I'd also add that, having just finished Lawrence Wright's exceptional book on Scientology, "Going Clear," the smilarities are quite striking. What L. Ron Hubbard did and what David Miscavige is still doing is obviously of a far greater magnitude, but Berman understood just how to suck people into a cult and bend them to his will, just like those two. The section on Berman's super-creepy "Satis House" could have fit right in in "Going Clear."
posted by Conrad Cornelius o'Donald o'Dell at 11:38 AM on March 25, 2013 [1 favorite]

Well said, Conrad Cornelius o'Donald o'Dell.

The best single book I’ve yet encountered on the whole topic of narcissism, gurus and cults is Prophetic Charisma: The Psychology of Revolutionary Religious Personalities (1997) by Len Oakes, an Australian psychologist.

Prophetic Charisma is readable online for free.
posted by nickyskye at 11:45 AM on March 25, 2013 [1 favorite]

...but Berman understood just how to suck people into a cult and bend them to his will...

Berman seemed to have three steps in his strategy: humiliation to screen out people with healthy self-images and attracting those with a mild masochistic streak; grooming of the remaining likely candidates by selective praise and grandiose proclamations (Berman ranked himself one slot higher than, ahem, Herman Melville); and, finally, threatened withdrawal of the master's attention and ostracization for not sticking with the program. Yep, pretty much the Scientology shtik.
posted by Mental Wimp at 1:26 PM on March 25, 2013 [2 favorites]

While this was a terrifying read, for me it was mostly so because it describes my own "private school in the seventies" experience. I was never assaulted, instead, I spent all of 7th grade and part of 8th grade in the school psychologist's office. Our main teacher had a reputation for raping under-age girls and I was calling him on it on a daily basis. So off to the shrink. Specially since my parents were spending nights drinking with him and other young teachers who seemed to think students (boys and girls) were fair game. Luckily for me, our math teacher was a very religious 50-something, who protected me.

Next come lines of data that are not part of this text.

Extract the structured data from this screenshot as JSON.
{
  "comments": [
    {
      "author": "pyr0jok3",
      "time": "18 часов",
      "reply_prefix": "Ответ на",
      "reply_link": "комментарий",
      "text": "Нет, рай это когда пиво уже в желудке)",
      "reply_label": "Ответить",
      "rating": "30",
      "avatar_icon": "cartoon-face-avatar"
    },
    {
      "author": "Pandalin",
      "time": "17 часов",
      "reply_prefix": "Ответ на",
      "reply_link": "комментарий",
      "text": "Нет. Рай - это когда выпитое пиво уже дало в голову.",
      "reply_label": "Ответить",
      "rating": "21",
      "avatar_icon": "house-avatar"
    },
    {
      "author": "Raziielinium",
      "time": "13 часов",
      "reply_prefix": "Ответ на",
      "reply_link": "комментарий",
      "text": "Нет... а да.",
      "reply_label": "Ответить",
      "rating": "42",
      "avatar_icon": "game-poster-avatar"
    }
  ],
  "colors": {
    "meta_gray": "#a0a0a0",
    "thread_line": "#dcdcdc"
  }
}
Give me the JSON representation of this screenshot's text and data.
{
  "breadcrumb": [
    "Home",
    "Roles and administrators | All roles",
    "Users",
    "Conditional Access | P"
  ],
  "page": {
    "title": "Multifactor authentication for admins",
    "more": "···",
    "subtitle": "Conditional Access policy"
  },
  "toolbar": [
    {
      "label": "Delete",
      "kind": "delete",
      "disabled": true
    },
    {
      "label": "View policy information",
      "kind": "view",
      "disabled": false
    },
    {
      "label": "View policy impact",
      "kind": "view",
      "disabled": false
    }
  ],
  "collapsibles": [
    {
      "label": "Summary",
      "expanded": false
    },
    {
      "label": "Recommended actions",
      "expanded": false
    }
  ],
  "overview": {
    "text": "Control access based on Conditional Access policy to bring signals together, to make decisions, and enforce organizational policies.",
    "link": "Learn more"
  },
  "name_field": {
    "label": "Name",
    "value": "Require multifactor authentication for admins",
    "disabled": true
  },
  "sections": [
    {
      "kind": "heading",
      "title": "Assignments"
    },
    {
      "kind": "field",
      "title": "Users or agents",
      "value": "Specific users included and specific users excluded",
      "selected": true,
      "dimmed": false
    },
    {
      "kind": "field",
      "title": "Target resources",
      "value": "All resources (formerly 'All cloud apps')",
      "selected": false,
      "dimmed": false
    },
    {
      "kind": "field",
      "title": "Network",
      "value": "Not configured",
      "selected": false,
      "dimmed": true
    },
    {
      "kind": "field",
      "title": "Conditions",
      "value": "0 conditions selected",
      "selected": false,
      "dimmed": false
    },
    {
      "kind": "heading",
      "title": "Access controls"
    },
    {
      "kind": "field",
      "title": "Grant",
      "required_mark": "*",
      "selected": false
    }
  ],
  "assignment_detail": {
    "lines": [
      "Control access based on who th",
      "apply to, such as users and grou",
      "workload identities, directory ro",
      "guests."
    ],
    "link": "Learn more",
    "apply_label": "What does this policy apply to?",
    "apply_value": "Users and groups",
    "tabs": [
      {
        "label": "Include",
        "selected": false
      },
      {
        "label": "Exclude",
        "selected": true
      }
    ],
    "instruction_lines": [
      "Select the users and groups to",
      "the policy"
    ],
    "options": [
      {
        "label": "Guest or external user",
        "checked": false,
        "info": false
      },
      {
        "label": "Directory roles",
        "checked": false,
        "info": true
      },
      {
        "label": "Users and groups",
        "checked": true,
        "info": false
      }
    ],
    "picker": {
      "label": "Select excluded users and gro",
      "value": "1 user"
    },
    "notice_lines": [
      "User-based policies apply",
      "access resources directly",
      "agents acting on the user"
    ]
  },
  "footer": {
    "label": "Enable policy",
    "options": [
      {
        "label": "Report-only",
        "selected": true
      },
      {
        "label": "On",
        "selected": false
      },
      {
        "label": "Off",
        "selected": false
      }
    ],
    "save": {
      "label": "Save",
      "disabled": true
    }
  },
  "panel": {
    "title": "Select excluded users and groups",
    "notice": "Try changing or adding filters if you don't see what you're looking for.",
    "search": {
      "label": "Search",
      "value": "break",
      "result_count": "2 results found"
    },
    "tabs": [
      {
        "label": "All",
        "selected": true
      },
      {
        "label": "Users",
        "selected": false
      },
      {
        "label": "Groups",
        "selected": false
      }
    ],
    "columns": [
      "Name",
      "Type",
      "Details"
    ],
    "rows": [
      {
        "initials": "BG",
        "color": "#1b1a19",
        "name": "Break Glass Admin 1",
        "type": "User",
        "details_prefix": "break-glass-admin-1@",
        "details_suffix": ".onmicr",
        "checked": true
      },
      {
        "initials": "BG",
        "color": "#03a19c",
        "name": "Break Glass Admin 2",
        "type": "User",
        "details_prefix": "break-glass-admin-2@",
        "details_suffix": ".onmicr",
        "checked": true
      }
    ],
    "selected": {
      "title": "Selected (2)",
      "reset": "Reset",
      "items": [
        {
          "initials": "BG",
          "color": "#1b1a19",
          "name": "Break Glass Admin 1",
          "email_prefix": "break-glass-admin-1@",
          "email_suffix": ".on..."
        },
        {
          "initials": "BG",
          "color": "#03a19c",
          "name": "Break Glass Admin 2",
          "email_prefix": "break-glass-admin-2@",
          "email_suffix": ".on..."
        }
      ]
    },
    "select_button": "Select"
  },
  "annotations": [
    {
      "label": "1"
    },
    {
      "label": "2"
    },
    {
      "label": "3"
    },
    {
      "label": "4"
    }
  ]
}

There really was a different attitude back then. To be fair, when I confronted my parents with this much later, their defense was that they had felt so repressed during their youths, they never had the idea there could be a backside to "liberation". They had lusted for their younger teachers, and they only saw it as a freedom that we "could have sex with" our teachers. When I explained how sick this was, they understood and were horrified, but they hadn't seen that at the time.

Actually, there was an effort to control this in the late seventies. The worst perpetrators, like my teacher, were fired, and sent to jail. But the effort was so misguided it back-lashed. The genius and genial chemistry professor was fired because he was gay - as if all gay people were pedophiles. This and other wrong decisions caused a lot of anger, but also provided an excuse for the former criminals to get back on course, delaying progress for at least a decade.
posted by mumimor at 4:22 PM on March 25, 2013 [4 favorites]

I'd add, Mental Wimp, that Berman substituted the absurd promises of Hubbard's "Operating Thetan" levels with an absurd promise of his own: immortality through art. This passage in particular is what I have in mind:
One afternoon at Horace Mann, Doug wrote, Berman called him in and asked which of three lives he wished to live: “(a) to leave no monument behind (e.g., a store owner), (b) to leave a quickly forgotten monument behind you (e.g., like your father), (c) to live immortal in a creation (e.g., Milton)?”
posted by Conrad Cornelius o'Donald o'Dell at 9:18 PM on March 25, 2013 [3 favorites]

I'd add, Mental Wimp, that Berman substituted the absurd promises...

Agreed. High school kids cannot see the absurdity of a high school teacher with such pretensions and are easily swayed by the grandiosity. Most of them probably woke up shortly after high school. The ones that didn't were the most scarred.